Поскольку Цветаева никогда не любила произведений Толстого, этот почитаемый автор стал естественной мишенью ее атаки на культ художника. Однако в то же самое время Цветаева проецировала агиографическую символику на своих любимых поэтов. Она мифологизировала и обожествляла Блока, Ахматову, Пастернака, Рильке и многих других. Временами ее высказывания об этих поэтах отражали те же черты правдоискательства, которые она порицала в Толстом. Например, ее утверждение о Рильке в эссе 1927 года «Твоя смерть»: «Ты был волей и совестью нашего времени, его – вопреки Эдисону и Ленину […] – единственным вождем» [Цветаева 1994, 5: 203]. И все же в конечном счете ее отношение к другим поэтам в 1920-х годах сравнимо с мифотворчеством, порожденным тем, что можно назвать «харизматической ностальгией» – печалью по утраченному веку бесспорной избранности поэта. В силу географической удаленности и в особенности из-за того, что советский литературный истеблишмент не признавал поэтов-эмигрантов, известность Цветаевой в России постепенно стала перерастать в открытую критику, переводя ее в статус забытого поэта. Слоним отмечает, что в начале Гражданской войны вся страна цитировала наизусть сочиненную ею эпитафию [Cлоним 1992: 6]50:
Однако после эмиграции звезда Цветаевой начала меркнуть. Советская критика предсказуемо обвиняла ее в «творческом бессилии». Так, один из редакторов «Нового мира» писал в 1926 году [Смирнов 1926: 141, 142; Fleishman 1990: 54]:
Разделяет судьбу прочих поэтов – «эмигрантов» и Марина Цветаева. Поэтесса, кажется, и сама сознает творческий упадок, постепенно оставляя стихи и, опять-таки, переходя на публицистику. Как на образец ее публицистики – бездарной болтовни, можно указать на дневник «Мои службы», печатавшийся в последней (26-ой) книжке «Современных Записок». В этом дневнике поэтесса вспоминает – конечно, с патриотическими вздохами и ужасом салопницы – о годах военного коммунизма в Москве.

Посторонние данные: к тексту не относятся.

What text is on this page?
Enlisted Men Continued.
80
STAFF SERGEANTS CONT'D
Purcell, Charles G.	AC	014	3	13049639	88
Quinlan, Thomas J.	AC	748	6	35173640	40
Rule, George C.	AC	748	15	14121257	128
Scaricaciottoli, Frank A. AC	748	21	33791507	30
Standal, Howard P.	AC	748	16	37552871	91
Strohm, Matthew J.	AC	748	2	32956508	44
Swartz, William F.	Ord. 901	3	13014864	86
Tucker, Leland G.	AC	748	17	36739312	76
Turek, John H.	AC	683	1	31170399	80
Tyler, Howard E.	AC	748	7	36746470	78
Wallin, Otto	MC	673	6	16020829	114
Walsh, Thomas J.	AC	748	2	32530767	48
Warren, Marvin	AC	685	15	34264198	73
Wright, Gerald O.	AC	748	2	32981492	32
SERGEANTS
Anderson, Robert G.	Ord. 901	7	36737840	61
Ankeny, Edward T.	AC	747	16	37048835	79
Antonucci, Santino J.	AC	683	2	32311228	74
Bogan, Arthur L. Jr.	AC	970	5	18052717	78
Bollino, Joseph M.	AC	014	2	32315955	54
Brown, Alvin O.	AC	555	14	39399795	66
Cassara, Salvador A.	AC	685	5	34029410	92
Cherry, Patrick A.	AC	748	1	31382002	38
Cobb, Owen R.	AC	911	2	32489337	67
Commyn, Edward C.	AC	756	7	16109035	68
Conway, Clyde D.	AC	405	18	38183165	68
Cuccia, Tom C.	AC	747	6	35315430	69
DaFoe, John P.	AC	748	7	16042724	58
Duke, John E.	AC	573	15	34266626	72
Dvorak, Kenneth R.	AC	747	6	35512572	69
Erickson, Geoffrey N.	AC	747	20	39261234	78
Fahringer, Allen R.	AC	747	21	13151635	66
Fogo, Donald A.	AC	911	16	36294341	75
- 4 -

Что касается критики эмигрантской, хотя о Цветаевой и писали хвалебные отзывы влиятельные критики, такие как М. Л. Слоним и Д. П. Святополк-Мирский, находились и те, кто проявлял открытую враждебность. Среди них был Георгий Адамович, охарактеризовавший ее стихи как «растерянные, бледные, пустые»51. Цветаева сама настроила против себя многих парижских критиков из среды эмигрантов после публикации обличительного очерка «Поэт о критике» [Швейцер 2002: 322–324]. В нем она клеймит само призвание литературного критика как неизбежное следствие узости мышления и отсутствия литературного чутья [Цветаева 1994, 5: 274–296]. Ответ на очерк был быстрым и беспощадным – даже прежние сторонники Цветаевой отвернулись от нее. Зинаида Гиппиус, литературный соперник Цветаевой среди эмигрантских писателей, стиль которой высмеивается в очерке, отозвалась о литературном даре Цветаевой с открытым пренебрежением. Гиппиус, публиковавшаяся тогда под мужским псевдонимом Антон Крайний, писала: «Я не сомневаюсь в искренности М. Цветаевой. Она – из обманутых; но она точно создана, чтобы всегда быть обманутой, даже вдвойне: и теми, кому выгодно ее обманывать, и собственной, истерической стремительностью» [Швейцер 2002: 322].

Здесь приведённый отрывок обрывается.